Adelaide: On a roll, India will be keen to win the fourth and final Test against Australia, starting here Thursday, to end the series on a highly satisfying 2-2. Anil Kumble's team will also be looking to win successive Tests as India did here way back in 1977-78, the only time in Australia since the bilateral series began in 1947.
India won the third Test in Perth with a lot to spare last week on a pitch touted to suit the Australian quicks and frighten the Indian batsmen. But it turned out the other way around, with the Indian bowlers as well as the batsmen performing much better than the hosts to script a memorable win at the Western Australia Cricket Association Ground.
India go into the fourth match at a venue where they beat the Australians handsomely the last time they were here in 2003-04. That victory and the euphoric Perth success should keep the Indians in a buoyant mood for the Australia Day Test.
There is a talk that India might make one change from the Perth eleven. Opener Wasim Jaffer is probably the biggest concern as he has so far managed only 49 in three Tests.
The team management might mull the idea of picking makeshift opener Dinesh Karthik for the first time in the series. The Tamil Nadu batsman was given an extended stint at the nets Tuesday, fuelling speculation that the right-hander could be asked to partner Virender Sehwag at the start.
There is also a talk of opening with Irfan Pathan and play five bowlers by including off-spinner Harbhajan Singh, instead of asking Rahul Dravid to do the unwanted chore he did in the first two Tests to accommodate Yuvraj Singh in the middle order.
This match will have a huge nostalgic connotation for the 'Fabulous Five' of Indian team — Kumble, Sachin Tendulkar, Dravid, Sourav Ganguly and VVS Laxman.
They are all in their mid-30s and would most probably be playing their last Test in Australia. Therefore, they would like to put all their might behind the team one last time in the series and finish it off in grand style. Tendulkar and Laxman have particularly been in great touch in the series, having tallied 327 and 303 runs while the others would also be keen to leave the scene on a high.
Dravid, in particular, would be extra keen to score 109 runs that would make him only the third Indian, after Sunil Gavaskar and Tendulkar, to aggregate 10,000 runs at the highest level of the game.
The maestro from Bangalore, who was in top form on the 2003-04 tour of Australia, has 9,891 runs at a superb average of 55.25 in 118 Tests. The former captain would also draw confidence from his knocks of 233 and 72 from the previous Test he played here four years ago.
Laxman too had come good here in 2003-04, scoring a fine 148 in the first innings as India won by four wickets. He and Dravid were involved in a colossal match-winning 303-run partnership for the fifth wicket.
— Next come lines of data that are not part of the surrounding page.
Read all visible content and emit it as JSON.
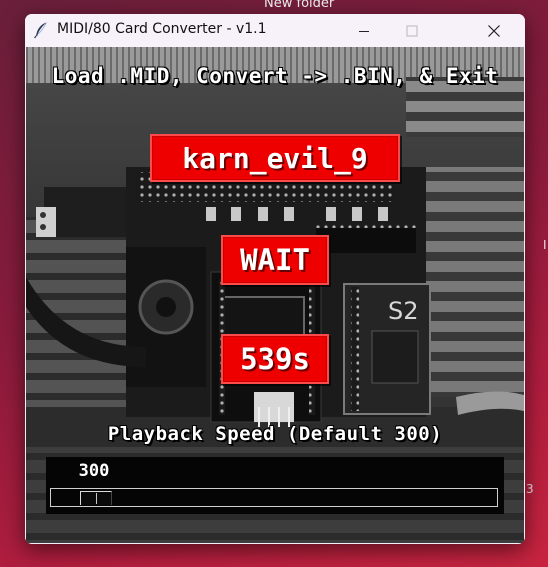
{
  "desktop": {
    "folder_label": "New folder",
    "right_edge_chars": [
      "I",
      "3"
    ]
  },
  "window": {
    "title": "MIDI/80 Card Converter - v1.1",
    "controls": {
      "minimize_icon": "minimize-icon",
      "maximize_icon": "maximize-icon",
      "close_icon": "close-icon"
    }
  },
  "main": {
    "headline": "Load .MID, Convert -> .BIN, & Exit",
    "file_button_label": "karn_evil_9",
    "status_label": "WAIT",
    "time_label": "539s",
    "speed": {
      "label": "Playback Speed (Default 300)",
      "value": "300",
      "min": 0,
      "max": 3000,
      "current": 300
    }
  },
  "colors": {
    "button_red": "#ee0000",
    "text_white": "#ffffff",
    "slider_bg": "#050505",
    "desktop_accent": "#b01d3e"
  }
}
Pathan is another player who will be looking forward to the match as the left-arm medium-pacer is three short of 100 wickets. Perth's Man-of-the-Match will be keen on reaching the milestone in the first innings of his 28th Test, having crossed the thousand-run mark in the last Test.
Tendulkar, on the other hand, will look to grab at least two more catches to reach a unique century and if Laxman takes five here he too would join the club. Dravid is already a member of this elite club with a whopping 166 catches.
Australia, whose reputation has taken a beating following the unsavoury happenings in the Sydney Test and the reverse in Perth, will be strengthened by the return of left-handed opener Matthew Hayden, who has announced himself that he is fit to play here. Third-Test debutant Chris Rogers, who had failed in both innings in Perth, will make way for Hayden.
Captain Ricky Ponting might also make a change in the bowling department to bring back left-arm spinner Brad Hogg. That means the exit of Shaun Tait from the failed experiment of playing four pacers in the last Test.